In-vitro antibacterial properties of clove and cinnamon and their principle chemical constituents eugenol and trans-cinnamaldehyde against aggregatibacter actinomycetemcomitans

The use of antibiotics for the cure of infectious diseases first started in 1940's when the first antibiotic was discovered. With the passing years burgeoning classes of antibiotics promised the cure of almost all the infectious diseases.

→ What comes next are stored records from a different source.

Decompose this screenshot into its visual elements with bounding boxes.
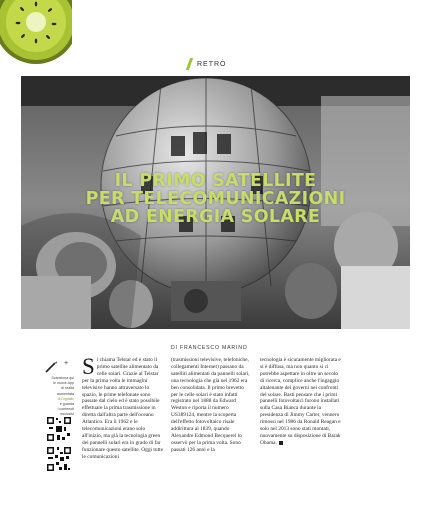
byline: DI FRANCESCO MARINO — [171, 345, 248, 351]
sidenote — [40, 376, 74, 418]
sidenote-line: Scansiona qui — [51, 376, 74, 380]
accent-slash — [186, 58, 193, 70]
end-mark-icon — [279, 441, 283, 445]
qr-code-icon[interactable] — [46, 416, 72, 442]
dropcap: S — [82, 354, 95, 379]
sidenote-line: aumentata — [57, 391, 74, 396]
sidenote-line: di realtà — [61, 386, 74, 391]
sidenote-line: i contenuti — [57, 407, 74, 412]
pen-icon — [44, 360, 58, 374]
kiwi-slice-icon — [0, 0, 72, 70]
article-text: tecnologia è sicuramente migliorata e si è diffusa, ma non quanto si ci potrebbe aspettare in oltre un secolo di ricerca, complice anche l'ingaggio altalenante dei governi nei confronti del solare. Basti pensare che i primi pannelli fotovoltaici furono installati sulla Casa Bianca durante la presidenza di Jimmy Carter, vennero rimossi nel 1986 da Ronald Reagan e solo nel 2013 sono stati montati, nuovamente su disposizione di Barak Obama. — [260, 357, 341, 446]
article-text: (trasmissioni televisive, telefoniche, collegamenti Internet) passano da satelliti alimentati da pannelli solari, una tecnologia che già nel 1962 era ben consolidata. Il primo brevetto per le celle solari è stato infatti registrato nel 1888 da Edward Weston e riporta il numero US389124, mentre la scoperta dell'effetto fotovoltaico risale addirittura al 1839, quando Alexandre Edmond Becquerel lo osservò per la prima volta. Sono passati 126 anni e la — [171, 357, 250, 453]
article-column-1 — [82, 354, 165, 461]
headline — [21, 172, 410, 226]
sidenote-line: e guarda — [59, 402, 74, 407]
headline-line-2: PER TELECOMUNICAZIONI — [85, 189, 346, 209]
section-label: RETRÒ — [197, 60, 227, 68]
sidenote-line: le nuove App — [53, 381, 74, 386]
article-column-3 — [260, 357, 341, 447]
article-column-2 — [171, 357, 252, 454]
plus-icon: + — [64, 360, 69, 367]
qr-code-icon[interactable] — [46, 446, 72, 472]
section-tag — [188, 58, 227, 70]
headline-line-3: AD ENERGIA SOLARE — [110, 207, 321, 227]
article-text: i chiama Telstar ed è stato il primo satellite alimentato da celle solari. Grazie al Telstar per la prima volta le immagini televisive hanno attraversato lo spazio, le prime telefonate sono passate dal cielo ed è stato possibile effettuare la prima trasmissione in diretta dall'altra parte dell'oceano Atlantico. Era il 1962 e le telecomunicazioni erano solo all'inizio, ma già la tecnologia green dei pannelli solari era in grado di far funzionare questo satellite. Oggi tutte le comunicazioni — [82, 357, 163, 460]
sidenote-line: esclusivi — [60, 412, 74, 417]
headline-line-1: IL PRIMO SATELLITE — [114, 171, 317, 191]
sidenote-line: di Digitalic — [57, 396, 74, 401]
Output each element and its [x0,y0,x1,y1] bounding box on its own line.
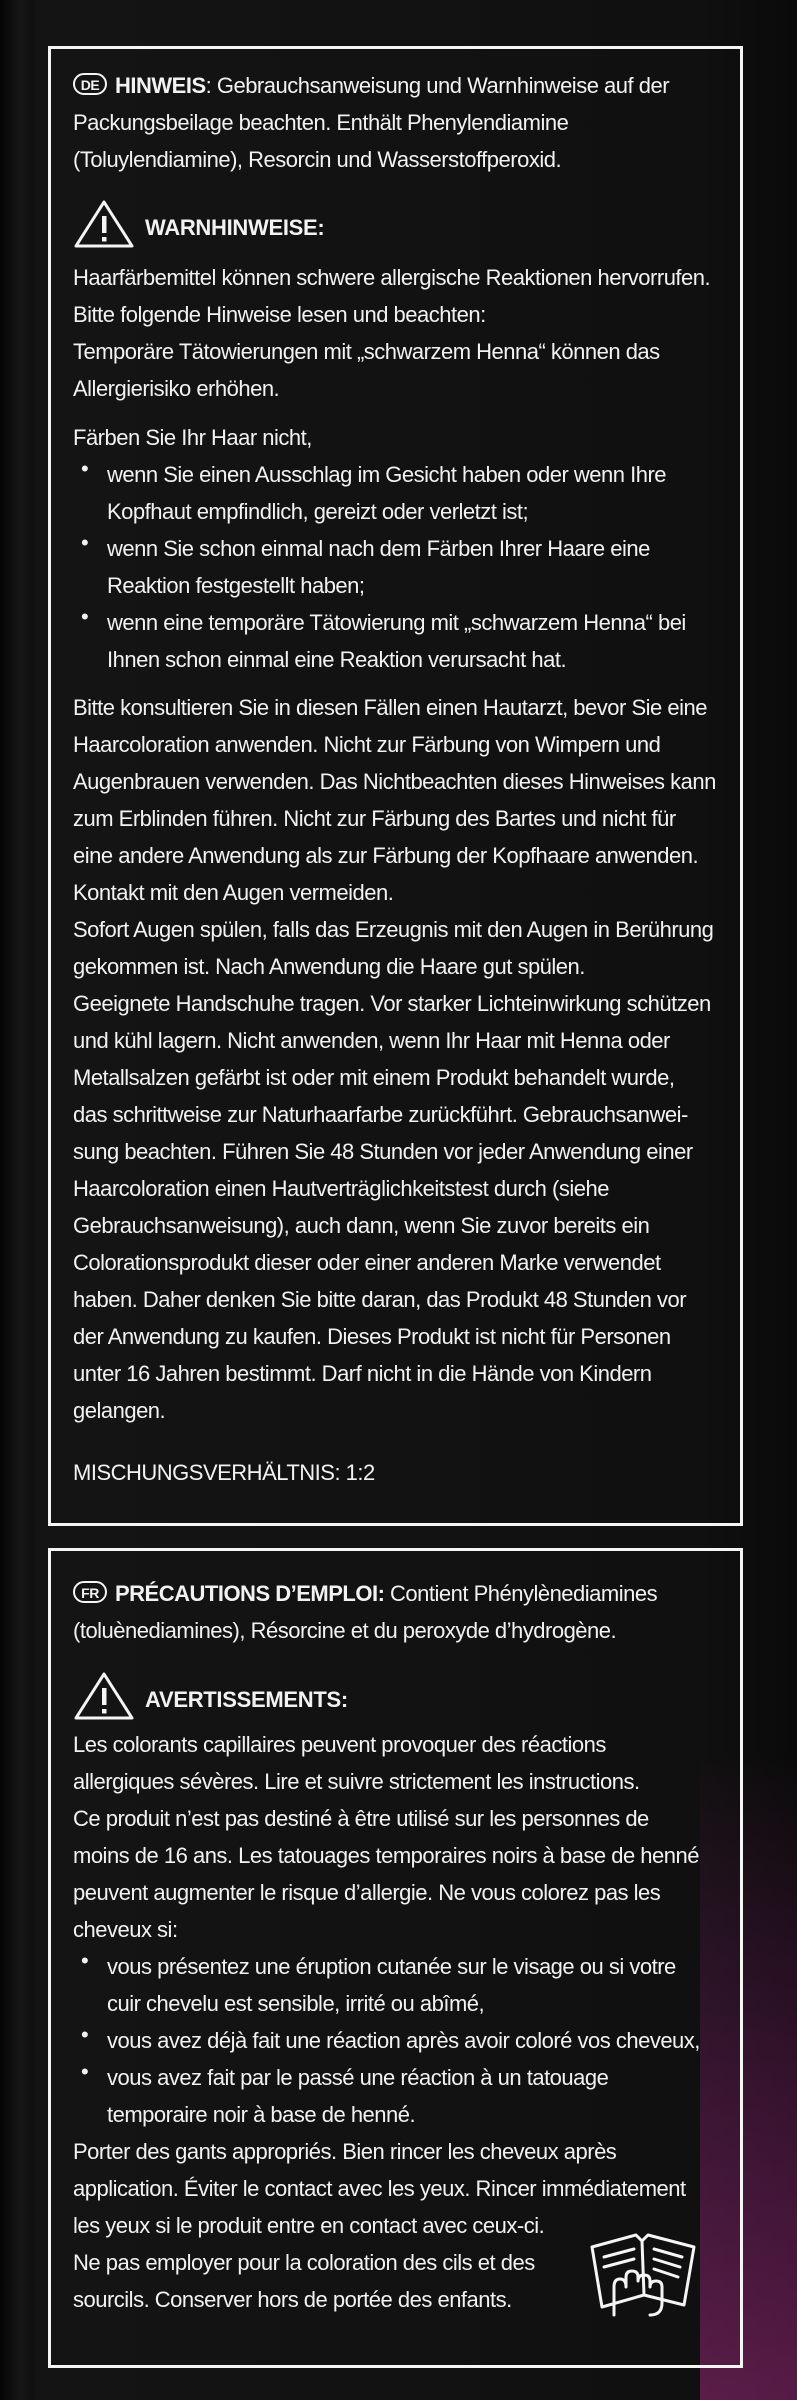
fr-warn-line: cheveux si: [73,1917,178,1942]
de-body-line: Gebrauchsanweisung), auch dann, wenn Sie zuvor bereits ein [73,1213,650,1238]
de-bullet-section [73,419,733,678]
de-mix-ratio: MISCHUNGSVERHÄLTNIS: 1:2 [73,1460,375,1485]
bullet-dot: • [81,2059,89,2084]
de-hinweis-line-1 [73,67,733,104]
de-body-line: sung beachten. Führen Sie 48 Stunden vor jeder Anwendung einer [73,1139,693,1164]
fr-warn-line: allergiques sévères. Lire et suivre strictement les instructions. [73,1769,640,1794]
de-body-text [73,689,733,1429]
de-warn-line: Bitte folgende Hinweise lesen und beachten: [73,302,486,327]
de-warning-text [73,259,733,407]
de-body-line: Haarcoloration anwenden. Nicht zur Färbung von Wimpern und [73,732,661,757]
de-bullet-line: wenn Sie einen Ausschlag im Gesicht haben oder wenn Ihre [107,462,667,487]
de-warn-line: Haarfärbemittel können schwere allergische Reaktionen hervorrufen. [73,265,711,290]
de-hinweis-label: HINWEIS [115,73,206,98]
bullet-dot: • [81,2022,89,2047]
warning-triangle-icon [73,1671,135,1721]
fr-bullet-line: temporaire noir à base de henné. [107,2102,416,2127]
de-body-line: und kühl lagern. Nicht anwenden, wenn Ihr Haar mit Henna oder [73,1028,670,1053]
de-bullet-line: Reaktion festgestellt haben; [107,573,365,598]
fr-bullet-item [73,1948,733,2022]
de-body-line: Colorationsprodukt dieser oder einer anderen Marke verwendet [73,1250,661,1275]
de-body-line: Geeignete Handschuhe tragen. Vor starker Lichteinwirkung schützen [73,991,711,1016]
fr-warn-line: Les colorants capillaires peuvent provoquer des réactions [73,1732,606,1757]
fr-body-line: les yeux si le produit entre en contact avec ceux-ci. [73,2213,545,2238]
de-body-line: unter 16 Jahren bestimmt. Darf nicht in die Hände von Kindern [73,1361,652,1386]
instruction-leaflet-hand-icon [584,2217,702,2317]
fr-precautions-line-2: (toluènediamines), Résorcine et du peroxyde d’hydrogène. [73,1618,617,1643]
fr-warning-title: AVERTISSEMENTS: [145,1687,348,1712]
bullet-dot: • [81,604,89,629]
fr-warn-line: Ce produit n’est pas destiné à être utilisé sur les personnes de [73,1806,649,1831]
de-body-line: der Anwendung zu kaufen. Dieses Produkt ist nicht für Personen [73,1324,671,1349]
de-body-line: haben. Daher denken Sie bitte daran, das Produkt 48 Stunden vor [73,1287,687,1312]
de-bullet-item [73,530,733,604]
de-bullet-line: Ihnen schon einmal eine Reaktion verursacht hat. [107,647,567,672]
de-body-line: Sofort Augen spülen, falls das Erzeugnis mit den Augen in Berührung [73,917,714,942]
de-body-line: das schrittweise zur Naturhaarfarbe zurückführt. Gebrauchsanwei- [73,1102,688,1127]
fr-bullet-line: vous présentez une éruption cutanée sur le visage ou si votre [107,1954,676,1979]
fr-bullet-line: vous avez fait par le passé une réaction à un tatouage [107,2065,609,2090]
fr-precautions-label: PRÉCAUTIONS D’EMPLOI: [115,1581,385,1606]
de-body-line: Bitte konsultieren Sie in diesen Fällen einen Hautarzt, bevor Sie eine [73,695,707,720]
de-bullet-item [73,604,733,678]
de-mix-ratio-block [73,1454,733,1491]
german-warning-panel [48,46,743,1526]
french-warning-panel [48,1548,743,2368]
fr-bullet-line: cuir chevelu est sensible, irrité ou abîmé, [107,1991,485,2016]
de-bullet-line: wenn eine temporäre Tätowierung mit „schwarzem Henna“ bei [107,610,686,635]
fr-bullet-item [73,2059,733,2133]
de-hinweis-line-2: Packungsbeilage beachten. Enthält Phenylendiamine [73,110,569,135]
de-body-line: gekommen ist. Nach Anwendung die Haare gut spülen. [73,954,585,979]
package-left-edge [0,0,34,2400]
fr-bullet-line: vous avez déjà fait une réaction après avoir coloré vos cheveux, [107,2028,700,2053]
bullet-dot: • [81,530,89,555]
de-hinweis-line-3: (Toluylendiamine), Resorcin und Wasserstoffperoxid. [73,147,562,172]
de-hinweis-block [73,67,733,178]
de-warn-line: Temporäre Tätowierungen mit „schwarzem Henna“ können das [73,339,660,364]
fr-precautions-text: Contient Phénylènediamines [384,1581,658,1606]
de-body-line: zum Erblinden führen. Nicht zur Färbung des Bartes und nicht für [73,806,676,831]
fr-body-line: Porter des gants appropriés. Bien rincer les cheveux après [73,2139,617,2164]
de-bullet-line: wenn Sie schon einmal nach dem Färben Ihrer Haare eine [107,536,650,561]
fr-body-line: Ne pas employer pour la coloration des cils et des [73,2250,535,2275]
de-body-line: Haarcoloration einen Hautverträglichkeitstest durch (siehe [73,1176,609,1201]
warning-triangle-icon [73,199,135,249]
de-bullet-item [73,456,733,530]
bullet-dot: • [81,456,89,481]
de-body-line: eine andere Anwendung als zur Färbung der Kopfhaare anwenden. [73,843,699,868]
fr-warn-line: moins de 16 ans. Les tatouages temporaires noirs à base de henné [73,1843,699,1868]
de-hinweis-text: : Gebrauchsanweisung und Warnhinweise auf der [205,73,670,98]
de-body-line: Metallsalzen gefärbt ist oder mit einem Produkt behandelt wurde, [73,1065,675,1090]
fr-bullet-item [73,2022,733,2059]
fr-precautions-block [73,1575,733,1649]
de-body-line: Augenbrauen verwenden. Das Nichtbeachten dieses Hinweises kann [73,769,716,794]
fr-warn-line: peuvent augmenter le risque d’allergie. Ne vous colorez pas les [73,1880,661,1905]
de-warn-line: Allergierisiko erhöhen. [73,376,280,401]
fr-language-badge: FR [73,1581,107,1603]
bullet-dot: • [81,1948,89,1973]
de-bullet-line: Kopfhaut empfindlich, gereizt oder verletzt ist; [107,499,529,524]
de-body-line: Kontakt mit den Augen vermeiden. [73,880,394,905]
de-body-line: gelangen. [73,1398,166,1423]
fr-precautions-line-1 [73,1575,733,1612]
fr-body-line: application. Éviter le contact avec les yeux. Rincer immédiatement [73,2176,686,2201]
de-language-badge: DE [73,73,107,95]
de-warning-title: WARNHINWEISE: [145,215,325,240]
fr-body-line: sourcils. Conserver hors de portée des enfants. [73,2287,512,2312]
de-intro: Färben Sie Ihr Haar nicht, [73,425,312,450]
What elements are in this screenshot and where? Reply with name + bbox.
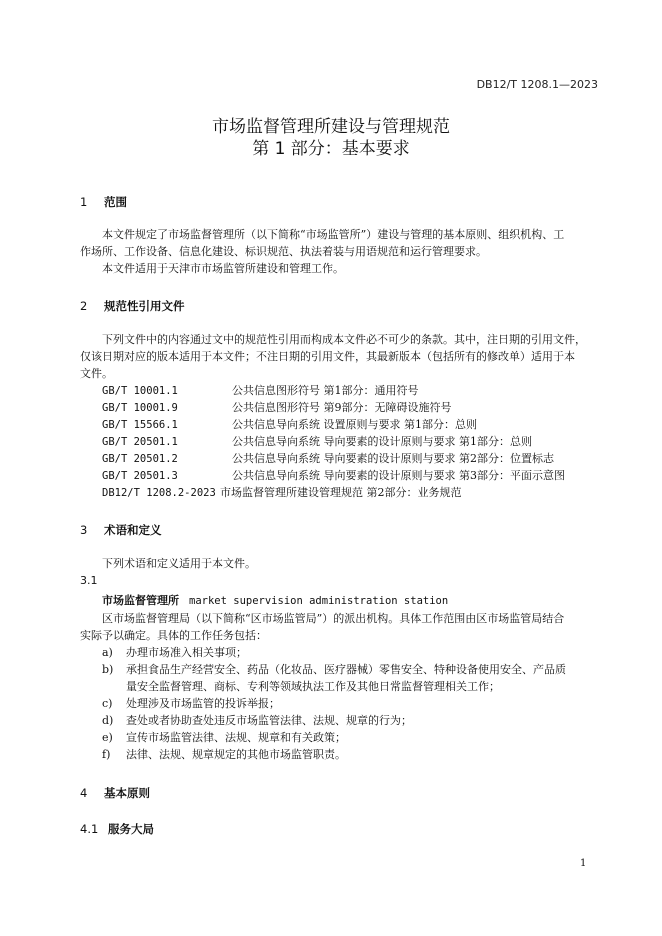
term-english: market supervision administration station <box>189 595 449 607</box>
list-item <box>102 695 280 711</box>
list-marker: d) <box>102 714 114 727</box>
reference-item <box>102 433 532 449</box>
section-number: 2 <box>80 299 88 313</box>
list-text: 法律、法规、规章规定的其他市场监管职责。 <box>126 748 346 761</box>
paragraph-line: 实际予以确定。具体的工作任务包括： <box>80 629 267 642</box>
section-title: 基本原则 <box>104 786 150 800</box>
reference-title: 市场监督管理所建设管理规范 第2部分：业务规范 <box>220 486 462 499</box>
list-item <box>102 729 346 745</box>
section-number: 1 <box>80 195 88 209</box>
list-marker: b) <box>102 663 114 676</box>
reference-code: GB/T 10001.1 <box>102 385 178 397</box>
term-chinese: 市场监督管理所 <box>102 594 179 607</box>
list-text: 查处或者协助查处违反市场监管法律、法规、规章的行为； <box>126 714 412 727</box>
list-text: 处理涉及市场监管的投诉举报； <box>126 697 280 710</box>
term-entry <box>102 592 448 608</box>
subsection-4-1-heading <box>80 821 154 837</box>
section-2-heading <box>80 298 185 314</box>
list-text: 承担食品生产经营安全、药品（化妆品、医疗器械）零售安全、特种设备使用安全、产品质 <box>126 663 566 676</box>
list-text: 办理市场准入相关事项； <box>126 646 247 659</box>
subsection-number: 4.1 <box>80 822 99 836</box>
list-marker: c) <box>102 697 113 710</box>
paragraph-line: 作场所、工作设备、信息化建设、标识规范、执法着装与用语规范和运行管理要求。 <box>80 245 487 258</box>
reference-title: 公共信息导向系统 导向要素的设计原则与要求 第2部分：位置标志 <box>232 452 554 465</box>
list-marker: f) <box>102 748 111 761</box>
document-title: 市场监督管理所建设与管理规范 <box>212 117 450 137</box>
paragraph-line: 仅该日期对应的版本适用于本文件；不注日期的引用文件，其最新版本（包括所有的修改单）适用于本 <box>80 350 575 363</box>
reference-title: 公共信息图形符号 第9部分：无障碍设施符号 <box>232 401 452 414</box>
section-4-heading <box>80 785 150 801</box>
section-number: 4 <box>80 786 88 800</box>
reference-code: GB/T 20501.2 <box>102 453 178 465</box>
list-item <box>102 746 346 762</box>
paragraph-line: 文件。 <box>80 367 113 380</box>
list-marker: e) <box>102 731 113 744</box>
reference-title: 公共信息导向系统 设置原则与要求 第1部分：总则 <box>232 418 477 431</box>
paragraph-line: 下列术语和定义适用于本文件。 <box>102 557 256 570</box>
reference-code: GB/T 20501.1 <box>102 436 178 448</box>
reference-item <box>102 399 452 415</box>
list-item <box>102 644 247 660</box>
page-number: 1 <box>580 858 587 869</box>
reference-item <box>102 467 565 483</box>
reference-code: GB/T 15566.1 <box>102 419 178 431</box>
list-item <box>102 712 412 728</box>
reference-title: 公共信息导向系统 导向要素的设计原则与要求 第3部分：平面示意图 <box>232 469 565 482</box>
section-3-heading <box>80 522 162 538</box>
reference-item <box>102 382 419 398</box>
paragraph-line: 下列文件中的内容通过文中的规范性引用而构成本文件必不可少的条款。其中，注日期的引用文件， <box>102 333 586 346</box>
subsection-title: 服务大局 <box>108 822 154 836</box>
reference-title: 公共信息导向系统 导向要素的设计原则与要求 第1部分：总则 <box>232 435 532 448</box>
section-1-heading <box>80 194 127 210</box>
section-number: 3 <box>80 523 88 537</box>
list-item-continuation: 量安全监督管理、商标、专利等领域执法工作及其他日常监督管理相关工作； <box>126 680 500 693</box>
document-id: DB12/T 1208.1—2023 <box>476 78 598 91</box>
reference-item <box>102 484 462 500</box>
paragraph-line: 本文件适用于天津市市场监管所建设和管理工作。 <box>102 262 344 275</box>
document-subtitle: 第 1 部分：基本要求 <box>252 139 410 159</box>
section-title: 规范性引用文件 <box>104 299 185 313</box>
list-item <box>102 661 566 677</box>
list-text: 宣传市场监管法律、法规、规章和有关政策； <box>126 731 346 744</box>
section-title: 范围 <box>104 195 127 209</box>
reference-title: 公共信息图形符号 第1部分：通用符号 <box>232 384 419 397</box>
paragraph-line: 本文件规定了市场监督管理所（以下简称“市场监管所”）建设与管理的基本原则、组织机构、工 <box>102 228 565 241</box>
reference-item <box>102 450 554 466</box>
reference-item <box>102 416 477 432</box>
section-title: 术语和定义 <box>104 523 162 537</box>
term-number: 3.1 <box>80 574 98 587</box>
reference-code: DB12/T 1208.2-2023 <box>102 487 216 499</box>
reference-code: GB/T 20501.3 <box>102 470 178 482</box>
list-marker: a) <box>102 646 113 659</box>
reference-code: GB/T 10001.9 <box>102 402 178 414</box>
paragraph-line: 区市场监督管理局（以下简称“区市场监管局”）的派出机构。具体工作范围由区市场监管局结合 <box>102 612 565 625</box>
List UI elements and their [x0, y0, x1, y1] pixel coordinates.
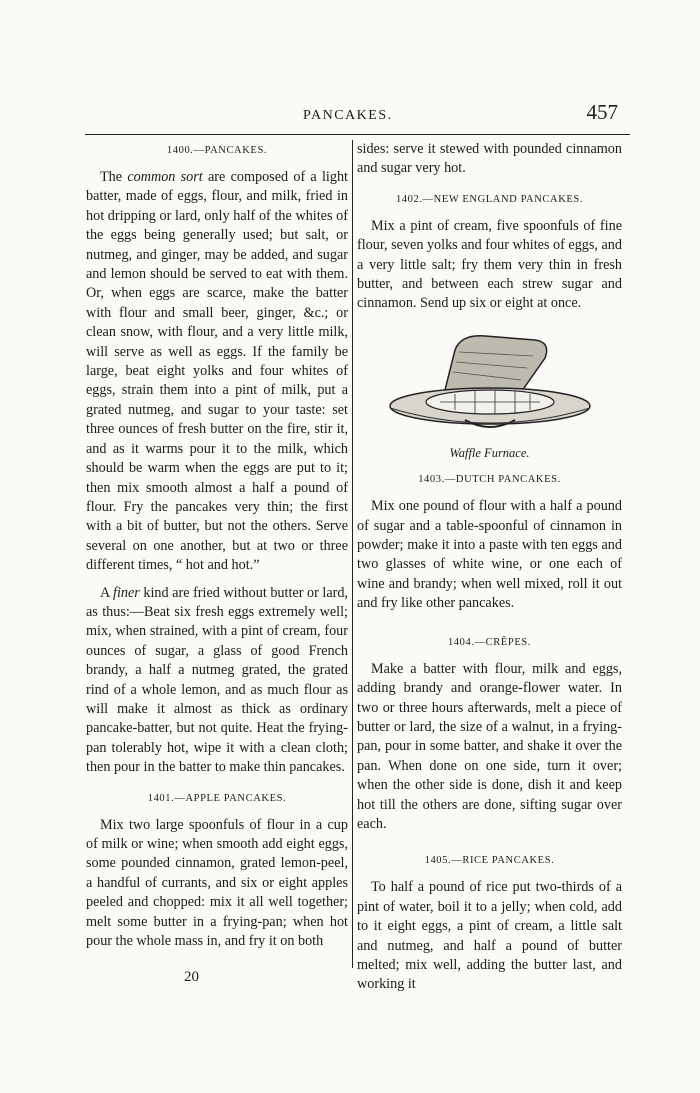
printer-signature-mark: 20: [184, 969, 199, 985]
recipe-1404-paragraph-1: Make a batter with flour, milk and eggs, adding brandy and orange-flower water. In two or three hours afterwards, melt a piece of butter or lard, the size of a walnut, in a frying-pan, pour in some batter, and shake it over the pan. When done on one side, turn it over; when the other side is done, dish it and keep hot till the others are done, sifting sugar over each.: [357, 660, 622, 832]
recipe-1401-paragraph-1: Mix two large spoonfuls of flour in a cup of milk or wine; when smooth add eight eggs, some pounded cinnamon, grated lemon-peel, a handful of currants, and six or eight apples peeled and chopped: mix it all well together; melt some butter in a frying-pan; when hot pour the whole mass in, and fry it on both: [86, 816, 348, 950]
running-title: PANCAKES.: [303, 108, 393, 123]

However, within a few years, development of resistance against antibiotics by the microorganisms placed a new challenge for future medical advances in the treatment of infectious diseases. Only six decades later it looks like the miracle of antibiotics is over. More and more bacteria have developed resistance against more and more antibiotics. The crisis today is accentuated by the limited number of new antibiotics, less number of researches being done on the antibiotics and limited number of new compounds and new targets. The search of plant products as antimicrobial agents has been growing in the last few decades. Clove and cinnamon are the spices that are very commonly used for flavoring food and beverages. The antimicrobial properties of clove and cinnamon against different bacteria are well documented in the previous research literature. In this study we tested the in-vitro antibacterial properties of ethanolic extracts of clove and cinnamon and their principle chemical constituents, eugenol and trans-cinnamaldehyde against Aggregatibacter actinomycetemcomitans. A. actinomycetemcomitans is a gram negative, facultative, anaerobic bacterium and is associated with a variety of infectious diseases. A. actinomycetemcomitans is a major etiologic agent in localized aggressive periodontitis (LAP). Also, A. actinomycetemcomitans has been isolated from the patients with infective endocarditis, infections of urinary tract and brain. In this study, we found that ethanolic extracts of clove, cinnamon and their principle chemical constituents, eugenol and trans-cinnamaldehyde respectively exhibit excellent growth inhibitory activity against different serotypes of A. actinomycetemcomitans. Eugenol and trans-cinnamaldehyde exhibit killing times of less than 3 hours. Trans-cinnamaldehyde shows the inhibition of growth of A. actinomycetemcomitans at much lower concentrations when compared to eugenol. The results from these experiments suggest that clove and cinnamon can be useful in prevention of local and systemic infections caused by A. actinomycetemcomitans. However, further studies are needed to investigate efficacy and safety of these antibiotics when used in-vivo against A. actinomycetemcomitans.